Kapitalismuskritik finde ich nicht zwingend düster. Die Szene, in der der Vater ein Überraschungsei klaut und sagt, das sei doch kalkuliert, ist ein schöner Moment zwischen den Figuren der Familie. Und er erzählt in einem kleinen Spaß, ganz beiläufig, wie diese Figur meint, den Kapitalismus begriffen zu haben. So etwas liebe ich.

Ich bin links und möchte auch linke Perspektiven einbringen – aber nicht mit Pamphleten, das können die Gewerkschaften besser. Ich arbeite mit konkreten Figuren und dramaturgischen Mitteln des Films. In „Tamara“ erzähle ich von universell menschlichen Problemen, vor dem gesellschaftlichen Hintergrund des heutigen Ostdeutschlands.

  • Foto aus dem Film Tamara

In dem Film wird viel gestritten und ebenso viel geschwiegen.

Wenn jemand seine Geschichte nicht erzählen kann, wenn sie oder er nicht gehört wird und immer wieder von anderen interpretiert wird, vermauert man sich. Es gab nach 1989 eine unglaubliche Interpretationswut gegenüber ostdeutschen Biografien: „Du warst entweder im Widerstand oder mit Schuld an der Stasi.“ Statt mit ihren Biografien gesehen und akzeptiert zu werden, wurden viele Menschen auf allen Ebenen delegitimiert. Und jetzt kommt die Tochter an und stellt Fragen, in demselben Wortlaut, den sie eben gelernt hat. Klar, dass das schwierig wird.

Die Menschen haben in einer Diktatur gelebt. Das zu sagen, ist kein persönlicher Vorwurf, oder?

Alles im Osten musste abgewertet werden, um den Systemwechsel zu vollziehen. Es gab wenig Verständnis dafür, dass diese Menschen ein normales Leben gelebt haben. Dann hieß es: Naja, die Toskana ist schon schöner als die Ostsee. Aber da konntet ihr ja nicht hin. Da haben manche reagiert, indem sie sagten: Lass mich in Ruhe, ich erzähle gar nichts mehr.

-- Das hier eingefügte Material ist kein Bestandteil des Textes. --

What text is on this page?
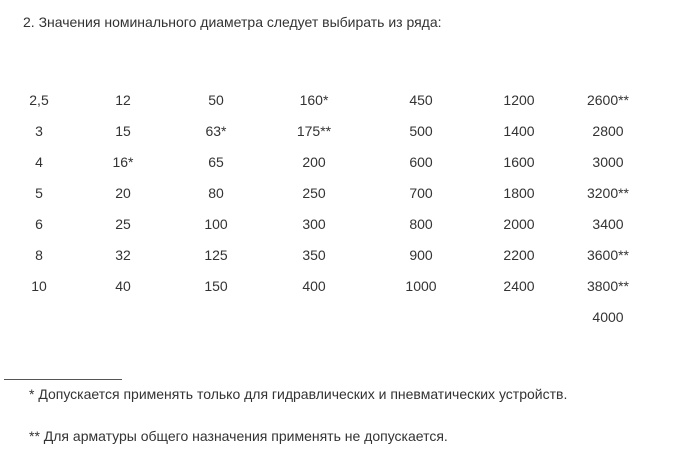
2. Значения номинального диаметра следует выбирать из ряда:

2,5
3
4
5
6
8
10
12
15
16*
20
25
32
40
50
63*
65
80
100
125
150
160*
175**
200
250
300
350
400
450
500
600
700
800
900
1000
1200
1400
1600
1800
2000
2200
2400
2600**
2800
3000
3200**
3400
3600**
3800**
4000

* Допускается применять только для гидравлических и пневматических устройств.

** Для арматуры общего назначения применять не допускается.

Schweigen ist auch keine Lösung.

Es ist vor allem schlecht für den Zusammenhalt. Man muss miteinander reden, auch wenn es schwer ist. In der Gesellschaft wie im Privaten geht es um Teilhabe, darum, dass auch andere Erfahrungen gesehen werden. Man könnte auch sagen: Mitbestimmung. Ich mochte, dass Tamara nun im Privaten von ihrer Mutter einfordert, was diese selbst politisch eingefordert und nicht bekommen hat.

Im Film gelingt die Verständigung der Tochter Tamara mit der Mutter Barbara nicht.

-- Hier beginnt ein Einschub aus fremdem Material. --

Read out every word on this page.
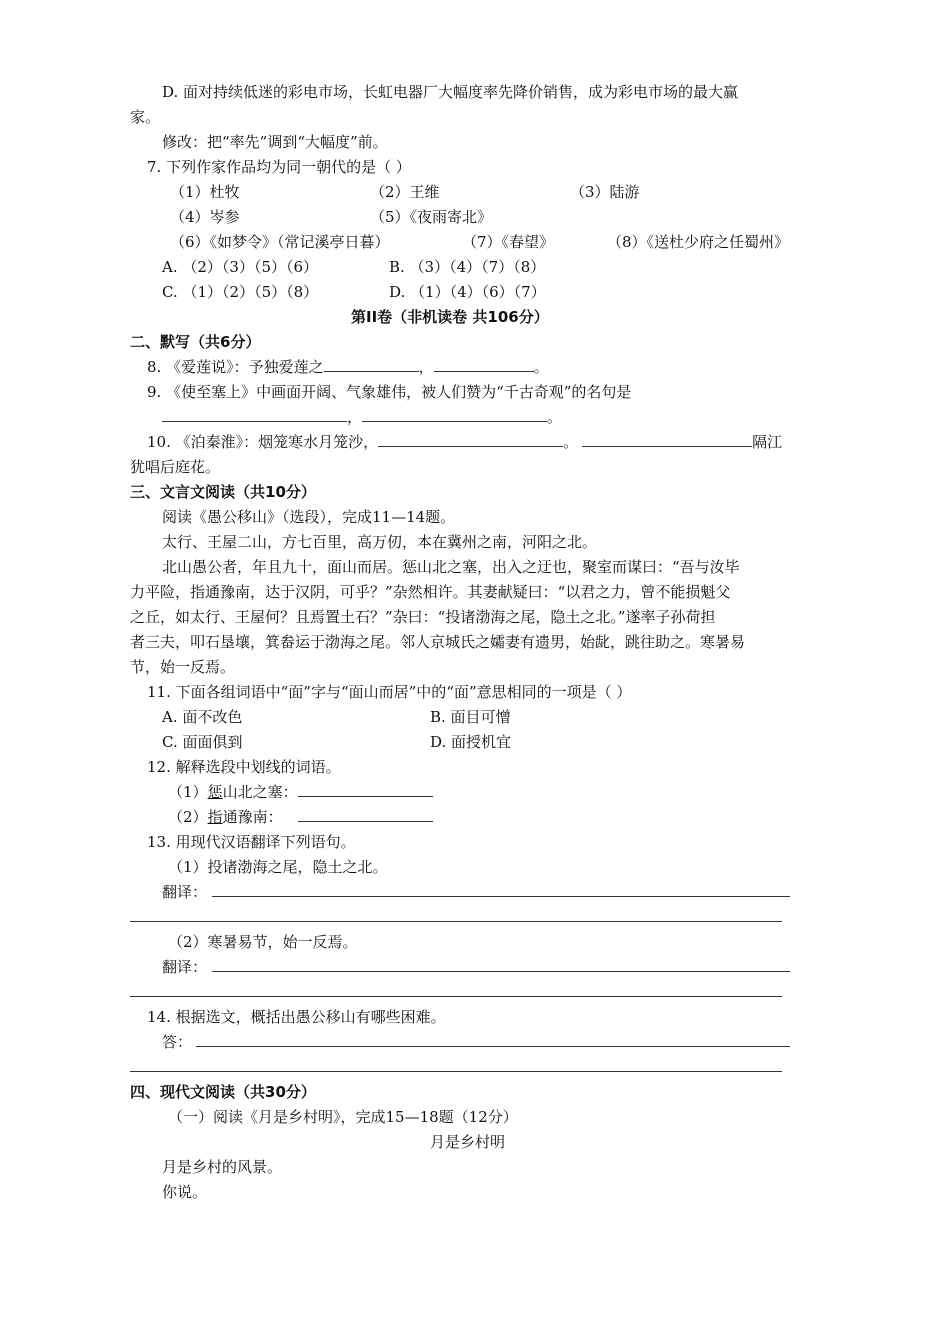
D. 面对持续低迷的彩电市场，长虹电器厂大幅度率先降价销售，成为彩电市场的最大赢
家。
修改：把“率先”调到“大幅度”前。
7. 下列作家作品均为同一朝代的是（ ）
（1）杜牧	（2）王维	（3）陆游
（4）岑参	（5）《夜雨寄北》
（6）《如梦令》（常记溪亭日暮）	（7）《春望》	（8）《送杜少府之任蜀州》
A. （2）（3）（5）（6）	B. （3）（4）（7）（8）
C. （1）（2）（5）（8）	D. （1）（4）（6）（7）
第II卷（非机读卷 共106分）
二、默写（共6分）
8. 《爱莲说》：予独爱莲之	，	。
9. 《使至塞上》中画面开阔、气象雄伟，被人们赞为“千古奇观”的名句是
，	。
10. 《泊秦淮》：烟笼寒水月笼沙，	。	隔江
犹唱后庭花。
三、文言文阅读（共10分）
阅读《愚公移山》（选段），完成11—14题。
太行、王屋二山，方七百里，高万仞，本在冀州之南，河阳之北。
北山愚公者，年且九十，面山而居。惩山北之塞，出入之迂也，聚室而谋曰：“吾与汝毕
力平险，指通豫南，达于汉阴，可乎？”杂然相许。其妻献疑曰：“以君之力，曾不能损魁父
之丘，如太行、王屋何？且焉置土石？”杂曰：“投诸渤海之尾，隐土之北。”遂率子孙荷担
者三夫，叩石垦壤，箕畚运于渤海之尾。邻人京城氏之孀妻有遗男，始龀，跳往助之。寒暑易
节，始一反焉。
11. 下面各组词语中“面”字与“面山而居”中的“面”意思相同的一项是（ ）
A. 面不改色	B. 面目可憎
C. 面面俱到	D. 面授机宜
12. 解释选段中划线的词语。
（1）惩山北之塞：
（2）指通豫南：
13. 用现代汉语翻译下列语句。
（1）投诸渤海之尾，隐土之北。
翻译：
（2）寒暑易节，始一反焉。
翻译：
14. 根据选文，概括出愚公移山有哪些困难。
答：
四、现代文阅读（共30分）
（一）阅读《月是乡村明》，完成15—18题（12分）
月是乡村明
月是乡村的风景。
你说。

Sie gehen ihren Weg miteinander – wer weiß wohin. Nach 1989 ist es die Mutter, die die Vergangenheit nicht einfach abstreifen kann und nicht alles wegwerfen mag. Nach dem Tod des Vaters ist es Tamara, die versucht, das Elternhaus vor dem Verkauf und Erinnerungsstücke zu retten, während die Mutter die Kleider in den Container wirft, um zu begreifen, dass ihr Mann tot ist. Tamara erlebt jetzt das, was ihre Mutter erlebt hat. Alles ändert sich. Es geht im Grunde zu schnell, und Menschen brauchen Zeit, um mit neuen Umständen umzugehen. Wieder spiegelt sich im Privaten das Gesellschaftliche.

  • Bild aus dem Film Tamara

Im Film betreibt ein Jugendfreund Tamaras im früheren Kulturhaus einen amerikanischen Linedance-Club, er macht auch Immobiliengeschäfte.

Der Betreiber des Clubs verkörpert für mich eine Art Mensch, die in jeder Gesellschaft zurechtkommt. Er zitiert Engels, hat sich der Hilfe von Neonazis bedient, wenn es seinen Geschäften nutzte. Heute ist er Bauunternehmer. Ein Opportunist. Auch die gibt es ja überall.

Hand aufs Herz, welcher Figur im Film gehört Ihre Sympathie? Der Mutter, der Sie eine Stimme geben, oder Tamara, die mehr wissen will?

Das ist das zentrale Dilemma: Ich selbst bin aufgewachsen mit der Idee, meine Eltern beschützen zu wollen. Es gibt also eine Grundloyalität zur Mutter, auch im Film. Aber in Tamara steckt mehr von mir – sie verkörpert meine Generation. Es ist unsere Aufgabe, die zurechtgelebte Geschichte einzureißen. Sie ist die Hauptfigur, aber ich habe sie bewusst nicht als „die Gute“ angelegt. Sie hat auch Eigenarten, die nicht nur positiv sind.

Gestatten Sie zum Schluss eine sehr private Frage: Wie geht ihre Mutter mit dem Film um?

Während ich geschrieben habe, haben wir viel gesprochen. Viele Sätze stammen von ihr. Irgendwann sagte sie zu mir: „Junge, frag Dich nicht, wie es mir gefällt: Sonst kann der Film ja nicht gut werden.“ Das war sehr mutig! Ich sehe den Film auch als Geschenk an Frauen wie sie – eines, was sicher nicht leicht ist, anzunehmen.